Obesity, characterized as an abnormally high, unhealthy amount of body fat, has become a common disease throughout the United States. Individuals with obesity often develop a variety of other health conditions, known as comorbidities, such as heart disease, high blood pressure, diabetes, and arthritis.
Obese individuals also remain at an elevated risk of some types of cancer. The risk of developing specific subtypes of breast (particularly in postmenopausal women), colorectal, endometrial, esophageal, kidney, pancreatic, and gallbladder cancers increases with obesity.
Recent medical and technological advances have led to surgical procedures that can result in significant weight loss. Bariatric surgery promotes weight loss by surgically altering the body's digestive processes. Various types of bariatric surgery focus on different components of the digestive system. Some procedures surgically reduce the stomach size so the patient will feel full sooner and may eat less. Other strategies target the small intestine, altering how the body absorbs food and nutrients.

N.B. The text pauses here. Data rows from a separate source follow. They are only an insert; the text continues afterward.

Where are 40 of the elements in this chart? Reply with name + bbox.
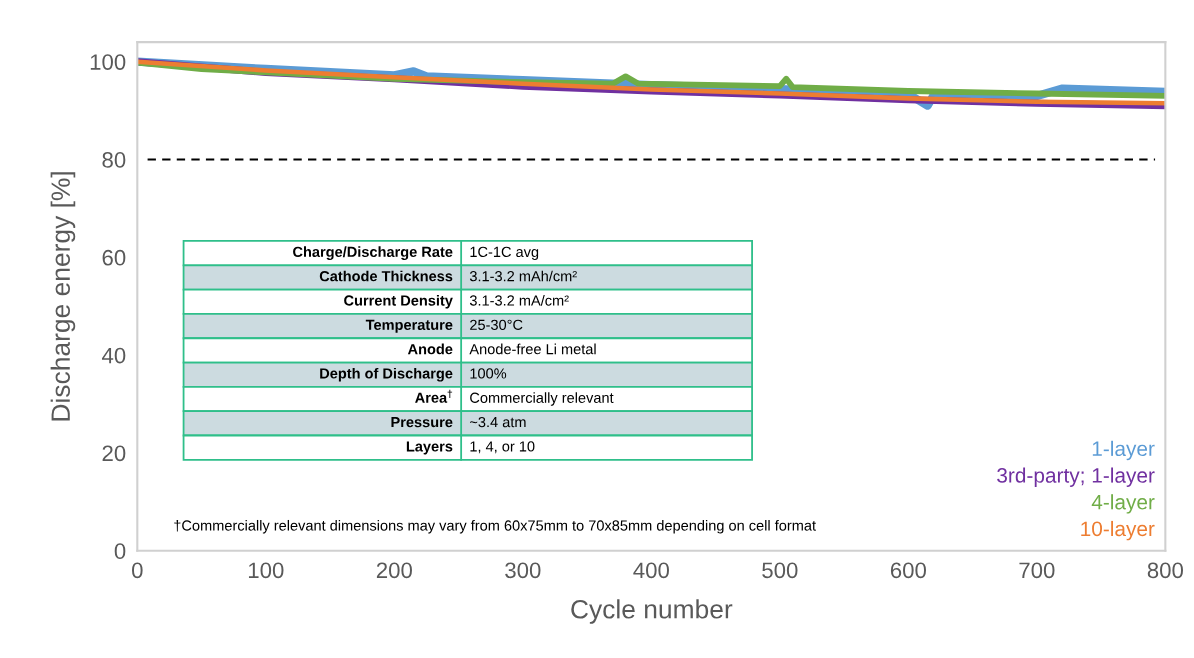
y-tick-label: 100 <box>90 54 126 70</box>
x-tick-label: 300 <box>505 562 541 579</box>
annotation: Area$^{†}$ <box>415 389 453 403</box>
annotation: Depth of Discharge <box>320 367 453 382</box>
x-axis-title: Cycle number <box>571 599 733 624</box>
annotation: ~3.4 atm <box>470 416 526 428</box>
annotation: 25-30°C <box>470 319 523 330</box>
annotation: Anode-free Li metal <box>469 343 596 355</box>
annotation: Layers <box>406 441 453 455</box>
y-axis-title: Discharge energy [%] <box>50 172 76 421</box>
x-tick-label: 0 <box>132 562 143 579</box>
annotation: 1C-1C avg <box>470 246 539 260</box>
annotation: Commercially relevant <box>470 392 614 406</box>
x-tick-label: 400 <box>633 562 669 579</box>
annotation: Anode <box>407 343 453 355</box>
text: 10-layer <box>1081 520 1155 541</box>
annotation: 100% <box>470 368 507 379</box>
x-tick-label: 500 <box>762 562 798 579</box>
y-tick-label: 0 <box>114 543 126 560</box>
annotation: Pressure <box>391 417 453 428</box>
annotation: Temperature <box>365 319 453 333</box>
text: 4-layer <box>1091 494 1155 514</box>
text: 1-layer <box>1092 440 1155 461</box>
y-tick-label: 40 <box>101 347 126 364</box>
y-tick-label: 80 <box>102 152 126 168</box>
x-tick-label: 800 <box>1147 562 1184 579</box>
annotation: Charge/Discharge Rate <box>293 246 453 260</box>
annotation: 3.1-3.2 mAh/cm² <box>469 270 577 282</box>
y-tick-label: 60 <box>102 249 126 266</box>
text: 3rd-party; 1-layer <box>997 467 1155 487</box>
annotation: Current Density <box>344 294 453 309</box>
x-tick-label: 200 <box>376 562 412 579</box>
y-tick-label: 20 <box>102 445 126 462</box>
annotation: 3.1-3.2 mA/cm² <box>469 294 569 306</box>
x-tick-label: 700 <box>1019 562 1055 579</box>
annotation: 1, 4, or 10 <box>470 441 535 454</box>
annotation: †Commercially relevant dimensions may vary from 60x75mm to 70x85mm depending on cell format <box>174 519 816 534</box>
annotation: Cathode Thickness <box>319 270 453 282</box>
x-tick-label: 100 <box>248 562 284 579</box>
x-tick-label: 600 <box>890 562 927 579</box>
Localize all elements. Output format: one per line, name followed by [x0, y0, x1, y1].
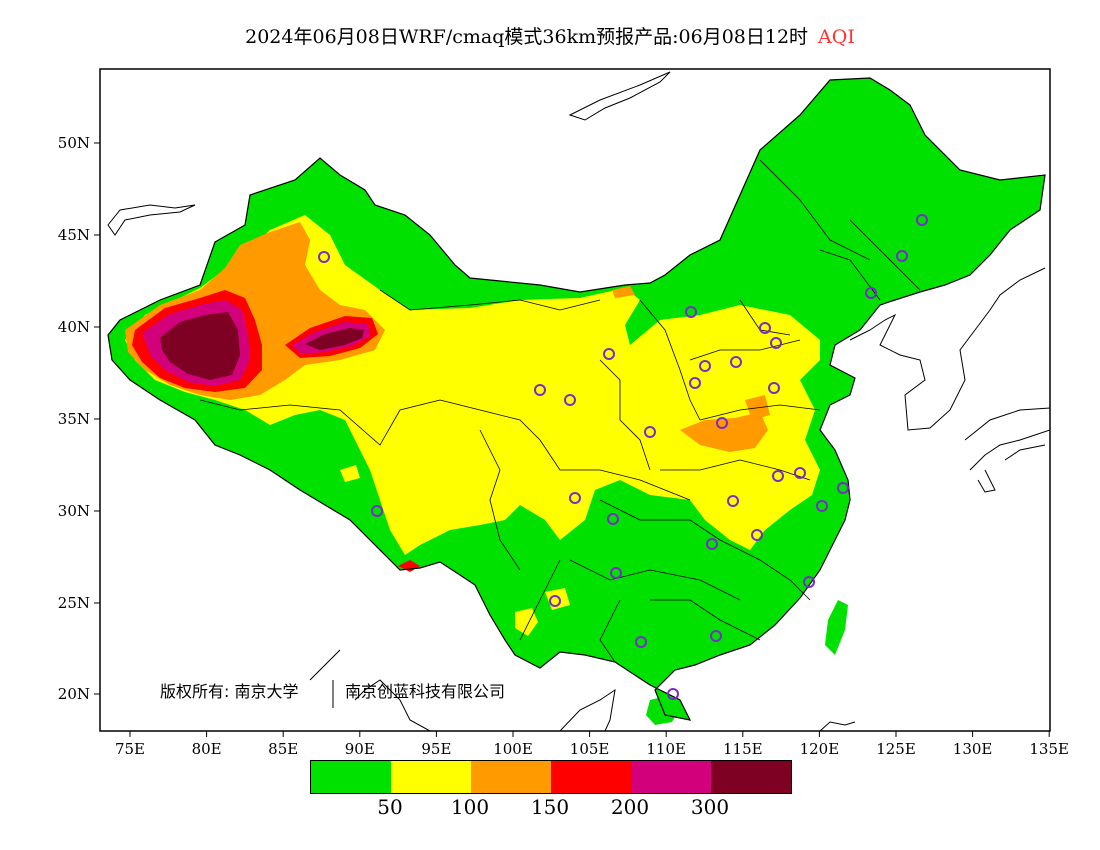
provincial-borders [199, 159, 921, 663]
y-axis: 50N 45N 40N 35N 30N 25N 20N [58, 134, 100, 703]
station-marker [685, 306, 697, 318]
station-marker [896, 250, 908, 262]
station-marker [318, 251, 330, 263]
station-marker [706, 538, 718, 550]
x-axis: 75E 80E 85E 90E 95E 100E 105E 110E 115E 120E 125E 1… [115, 731, 1069, 758]
station-marker [644, 426, 656, 438]
station-marker [667, 688, 679, 700]
station-marker [607, 513, 619, 525]
x-tick-label: 85E [268, 740, 298, 758]
title-variable: AQI [818, 26, 855, 48]
title-valid-time: 06月08日12时 [678, 26, 809, 48]
station-marker [727, 495, 739, 507]
x-tick-label: 135E [1029, 740, 1069, 758]
x-tick-label: 105E [570, 740, 610, 758]
station-marker [716, 417, 728, 429]
x-tick-label: 120E [800, 740, 840, 758]
copyright-text-2: 南京创蓝科技有限公司 [345, 682, 505, 701]
station-marker [569, 492, 581, 504]
y-tick-label: 30N [58, 502, 90, 520]
y-tick-label: 20N [58, 685, 90, 703]
station-marker [635, 636, 647, 648]
legend-swatch [391, 761, 471, 793]
x-tick-label: 100E [493, 740, 533, 758]
station-marker [803, 576, 815, 588]
station-markers [318, 214, 928, 700]
x-tick-label: 115E [723, 740, 763, 758]
station-marker [730, 356, 742, 368]
hainan-island [646, 695, 682, 725]
station-marker [371, 505, 383, 517]
legend-label: 150 [530, 795, 570, 819]
taiwan-island [825, 600, 848, 655]
station-marker [794, 467, 806, 479]
map-frame [99, 68, 1051, 732]
y-tick-label: 40N [58, 318, 90, 336]
station-marker [549, 595, 561, 607]
y-tick-label: 35N [58, 410, 90, 428]
station-marker [710, 630, 722, 642]
region-moderate-sw [340, 465, 360, 482]
x-tick-label: 90E [345, 740, 375, 758]
station-marker [916, 214, 928, 226]
region-usg-central [680, 412, 768, 452]
legend-label: 300 [690, 795, 730, 819]
legend-label: 100 [450, 795, 490, 819]
station-marker [816, 500, 828, 512]
x-tick-label: 80E [192, 740, 222, 758]
station-marker [564, 394, 576, 406]
title-date-model: 2024年06月08日WRF/cmaq模式36km预报产品: [245, 26, 679, 48]
x-tick-label: 95E [421, 740, 451, 758]
x-tick-label: 125E [876, 740, 916, 758]
x-tick-label: 75E [115, 740, 145, 758]
station-marker [699, 360, 711, 372]
copyright-text-1: 版权所有: 南京大学 [160, 682, 298, 701]
legend-swatch [471, 761, 551, 793]
station-marker [772, 470, 784, 482]
national-border [107, 77, 1046, 721]
map-area: 版权所有: 南京大学 南京创蓝科技有限公司 [107, 71, 1050, 731]
station-marker [689, 377, 701, 389]
coastlines [107, 71, 1050, 731]
region-usg-north [612, 286, 635, 298]
y-tick-label: 45N [58, 226, 90, 244]
station-marker [865, 287, 877, 299]
aqi-legend [310, 760, 792, 794]
legend-swatch [711, 761, 791, 793]
y-tick-label: 50N [58, 134, 90, 152]
x-tick-label: 130E [953, 740, 993, 758]
y-tick-label: 25N [58, 594, 90, 612]
station-marker [768, 382, 780, 394]
station-marker [837, 482, 849, 494]
legend-swatch [311, 761, 391, 793]
station-marker [751, 529, 763, 541]
station-marker [534, 384, 546, 396]
legend-swatch [551, 761, 631, 793]
x-tick-label: 110E [646, 740, 686, 758]
station-marker [770, 337, 782, 349]
legend-label: 50 [377, 795, 403, 819]
station-marker [610, 567, 622, 579]
region-hazardous-east [305, 328, 364, 350]
station-marker [603, 348, 615, 360]
map-title: 2024年06月08日WRF/cmaq模式36km预报产品:06月08日12时 A… [0, 22, 1100, 49]
legend-label: 200 [610, 795, 650, 819]
station-marker [759, 322, 771, 334]
region-hazardous [160, 312, 240, 380]
legend-swatch [631, 761, 711, 793]
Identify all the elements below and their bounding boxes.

Evidence suggests that bariatric surgery can augment obesity-related health conditions, including diabetes and hypertension. Can bariatric surgery reduce the risk associated with cancer? Previous work has pointed to this likely possibility. Further, a new report in Obesity, including a large case-control study population, demonstrates a likelihood that weight loss surgery could help combat obesity-related cancers. The current study looks at patients who have received bariatric surgery to explore the impact of weight loss on cancer risk.
The researchers performed a retrospective study collecting data from 1982 through 2019. The study included 21,837 patients who received some type of bariatric surgery, including gastric bypass, gastric banding, sleeve gastrectomy, or duodenal switch. The researchers collected demographic data, such as age, sex, and body mass index (BMI). They used this information to identify control patients with similar characteristics who did not undergo bariatric surgery.
The report found that bariatric surgery patients exhibited a 25% lower risk of developing cancer than control patients. The effect appears most prominent for women. Female bariatric surgery patients showed a 41% lower risk of obesity-related cancer than females without surgery. The malignancies considered as obesity-related included breast, ovarian, uterine, and colon cancers. Notably, the researchers found the cancer-related mortality rate for women receiving bariatric surgery lower than for women not undergoing surgery.
The findings of this study provide a new view of the potential benefits of weight loss surgery. In addition, the study's design presents an excellent opportunity to extract the benefits of weight loss in general, including that by non-surgical means. The data suggests a significant benefit of weight loss for obese women. Thus, the authors indicate that their findings may promote research efforts for non-invasive weight loss strategies.